Even after women were allowed to enlist, they were relegated to peripheral roles and capped at 2 percent. It wasn't until 1967 that President Johnson lifted the 2 percent rule, and it took until 2013 for the Pentagon to remove an official ban on women in combat.
Movies have justly accompanied this increased acceptance for women in the military, both in fictional stories and documentaries. From Demi Moore in "G.I. Jane" to Kristen Stewart's role as a soldier at Gitmo, to Naomi Watts as CIA agent Valerie Plame in "Fair Game," these actors and films show that women deserve an equal place in the military. Meet some incredible warriors — many based on true stories — by clicking through the gallery above.
"Zero Dark Thirty" tells the story of the team who worked to find and eliminate Osama bin Laden. Jessica Chastain won a Golden Globe for her performance as Maya Lambert, a CIA officer who spent her career focused on gathering intelligence related to bin Laden.
In Camp X-Ray, Kristen Stewart plays an Army private who guards Guantanamo Bay. The film is based on a real-life temporary detention facility called Camp X-Ray.
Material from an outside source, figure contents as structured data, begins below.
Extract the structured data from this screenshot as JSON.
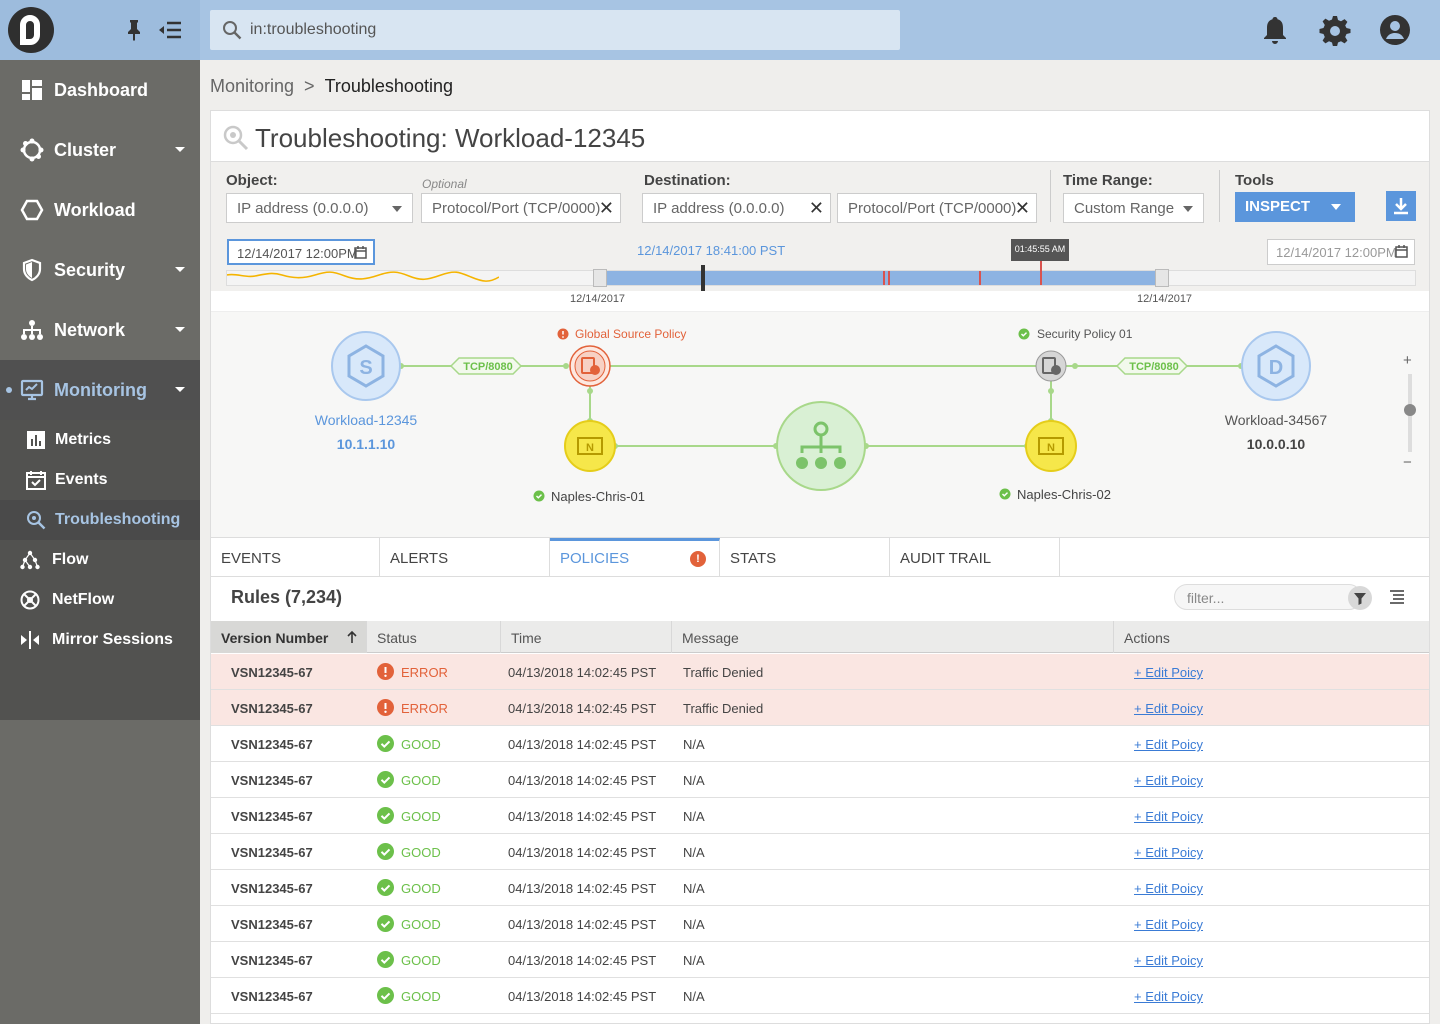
{
  "search": {
    "value": "in:troubleshooting"
  },
  "sidebar": {
    "items": [
      {
        "label": "Dashboard"
      },
      {
        "label": "Cluster"
      },
      {
        "label": "Workload"
      },
      {
        "label": "Security"
      },
      {
        "label": "Network"
      },
      {
        "label": "Monitoring"
      }
    ],
    "sub_items": [
      {
        "label": "Metrics"
      },
      {
        "label": "Events"
      },
      {
        "label": "Troubleshooting"
      }
    ],
    "extra_items": [
      {
        "label": "Flow"
      },
      {
        "label": "NetFlow"
      },
      {
        "label": "Mirror Sessions"
      }
    ]
  },
  "breadcrumb": {
    "parent": "Monitoring",
    "separator": ">",
    "current": "Troubleshooting"
  },
  "page_title": "Troubleshooting: Workload-12345",
  "filters": {
    "object_label": "Object:",
    "object_ip_placeholder": "IP address (0.0.0.0)",
    "optional_label": "Optional",
    "object_port_placeholder": "Protocol/Port (TCP/0000)",
    "destination_label": "Destination:",
    "dest_ip_placeholder": "IP address (0.0.0.0)",
    "dest_port_placeholder": "Protocol/Port (TCP/0000)",
    "time_range_label": "Time Range:",
    "time_range_value": "Custom Range",
    "tools_label": "Tools",
    "inspect_label": "INSPECT"
  },
  "timeline": {
    "start": "12/14/2017 12:00PM",
    "end": "12/14/2017 12:00PM",
    "center": "12/14/2017 18:41:00 PST",
    "tooltip": "01:45:55 AM",
    "label_left": "12/14/2017",
    "label_right": "12/14/2017"
  },
  "topology": {
    "source": {
      "name": "Workload-12345",
      "ip": "10.1.1.10",
      "badge": "S"
    },
    "dest": {
      "name": "Workload-34567",
      "ip": "10.0.0.10",
      "badge": "D"
    },
    "left_link": "TCP/8080",
    "right_link": "TCP/8080",
    "left_policy": "Global Source Policy",
    "right_policy": "Security Policy 01",
    "left_naples": "Naples-Chris-01",
    "right_naples": "Naples-Chris-02",
    "zoom_in": "+",
    "zoom_out": "−"
  },
  "tabs": [
    {
      "label": "EVENTS"
    },
    {
      "label": "ALERTS"
    },
    {
      "label": "POLICIES"
    },
    {
      "label": "STATS"
    },
    {
      "label": "AUDIT TRAIL"
    }
  ],
  "rules": {
    "title": "Rules (7,234)",
    "filter_placeholder": "filter...",
    "columns": [
      "Version Number",
      "Status",
      "Time",
      "Message",
      "Actions"
    ],
    "rows": [
      {
        "version": "VSN12345-67",
        "status": "ERROR",
        "time": "04/13/2018 14:02:45 PST",
        "message": "Traffic Denied",
        "action": "+ Edit Poicy"
      },
      {
        "version": "VSN12345-67",
        "status": "ERROR",
        "time": "04/13/2018 14:02:45 PST",
        "message": "Traffic Denied",
        "action": "+ Edit Poicy"
      },
      {
        "version": "VSN12345-67",
        "status": "GOOD",
        "time": "04/13/2018 14:02:45 PST",
        "message": "N/A",
        "action": "+ Edit Poicy"
      },
      {
        "version": "VSN12345-67",
        "status": "GOOD",
        "time": "04/13/2018 14:02:45 PST",
        "message": "N/A",
        "action": "+ Edit Poicy"
      },
      {
        "version": "VSN12345-67",
        "status": "GOOD",
        "time": "04/13/2018 14:02:45 PST",
        "message": "N/A",
        "action": "+ Edit Poicy"
      },
      {
        "version": "VSN12345-67",
        "status": "GOOD",
        "time": "04/13/2018 14:02:45 PST",
        "message": "N/A",
        "action": "+ Edit Poicy"
      },
      {
        "version": "VSN12345-67",
        "status": "GOOD",
        "time": "04/13/2018 14:02:45 PST",
        "message": "N/A",
        "action": "+ Edit Poicy"
      },
      {
        "version": "VSN12345-67",
        "status": "GOOD",
        "time": "04/13/2018 14:02:45 PST",
        "message": "N/A",
        "action": "+ Edit Poicy"
      },
      {
        "version": "VSN12345-67",
        "status": "GOOD",
        "time": "04/13/2018 14:02:45 PST",
        "message": "N/A",
        "action": "+ Edit Poicy"
      },
      {
        "version": "VSN12345-67",
        "status": "GOOD",
        "time": "04/13/2018 14:02:45 PST",
        "message": "N/A",
        "action": "+ Edit Poicy"
      }
    ]
  },
  "colors": {
    "accent": "#5b96dc",
    "error": "#e2623a",
    "good": "#6cc04a",
    "topbar": "#a7c4e3",
    "sidebar": "#6b6b67"
  },
  "icons": [
    "logo-icon",
    "pin-icon",
    "collapse-menu-icon",
    "search-icon",
    "bell-icon",
    "gear-icon",
    "user-icon",
    "dashboard-icon",
    "cluster-icon",
    "workload-icon",
    "shield-icon",
    "network-icon",
    "monitor-icon",
    "metrics-icon",
    "events-icon",
    "troubleshooting-icon",
    "flow-icon",
    "netflow-icon",
    "mirror-icon",
    "download-icon",
    "calendar-icon",
    "filter-icon",
    "menu-lines-icon"
  ]
}
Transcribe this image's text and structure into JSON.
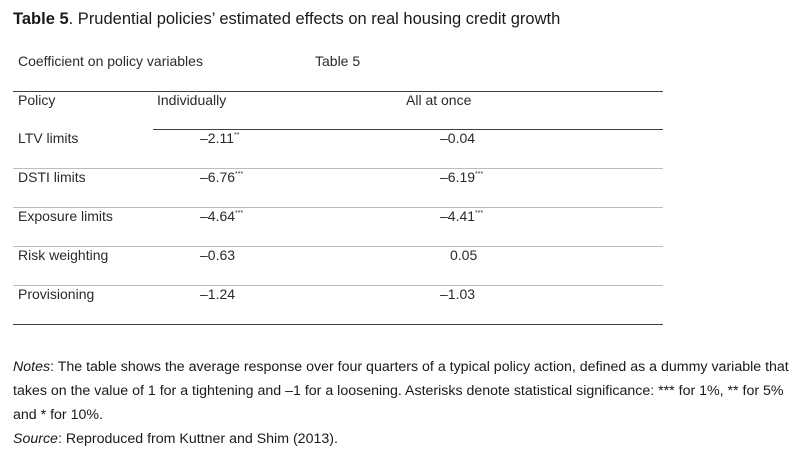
{
  "title": {
    "label": "Table 5",
    "text": ". Prudential policies’ estimated effects on real housing credit growth"
  },
  "caption": "Coefficient on policy variables",
  "table_label": "Table 5",
  "columns": [
    "Policy",
    "Individually",
    "All at once"
  ],
  "rows": [
    {
      "policy": "LTV limits",
      "individually": "–2.11",
      "ind_sig": "**",
      "all": "–0.04",
      "all_sig": ""
    },
    {
      "policy": "DSTI limits",
      "individually": "–6.76",
      "ind_sig": "***",
      "all": "–6.19",
      "all_sig": "***"
    },
    {
      "policy": "Exposure limits",
      "individually": "–4.64",
      "ind_sig": "***",
      "all": "–4.41",
      "all_sig": "***"
    },
    {
      "policy": "Risk weighting",
      "individually": "–0.63",
      "ind_sig": "",
      "all": "0.05",
      "all_sig": ""
    },
    {
      "policy": "Provisioning",
      "individually": "–1.24",
      "ind_sig": "",
      "all": "–1.03",
      "all_sig": ""
    }
  ],
  "notes": {
    "label": "Notes",
    "text": ": The table shows the average response over four quarters of a typical policy action, defined as a dummy variable that takes on the value of 1 for a tightening and –1 for a loosening. Asterisks denote statistical significance: *** for 1%, ** for 5% and * for 10%."
  },
  "source": {
    "label": "Source",
    "text": ": Reproduced from Kuttner and Shim (2013)."
  }
}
Demi Moore's character Lieutenant Jordan O'Neil undertook intense physical trials to prove her ability to join the (fictional) U.S. Navy Combined Reconnaissance Team — similar to the real-life Navy Seals — in "G.I. Jane."
"Fair Game" details real-life CIA officer Valerie Plame's betrayal by the White House. Naomi Watts portrays the protagonist.
In 2012, Hilary Duff played Kelly Collins, a "teen fashion queen" whose parents send her to military school, where she transforms into Cadet Kelly!
Meg Ryan portrays Army Captain Karen Emma Walden, a pilot of a rescue helicopter in Desert Storm, in 1996's "Courage Under Fire."
After her new husband dies, Judy Benjamin (Goldie Hawn) joins the U.S. Army in the 1980 film "Private Benjamin." While comedic, the film addresses sexual assault, sexism, and communism.
"The Invisible War" addresses sexual assault in the military, and a broken system in which only 8 percent of military sexual assault cases are prosecuted.
In "MAKERS: Women in War," groundbreaking soldiers, nurses, spies, and war correspondents share their stories that shaped the history of women in the military.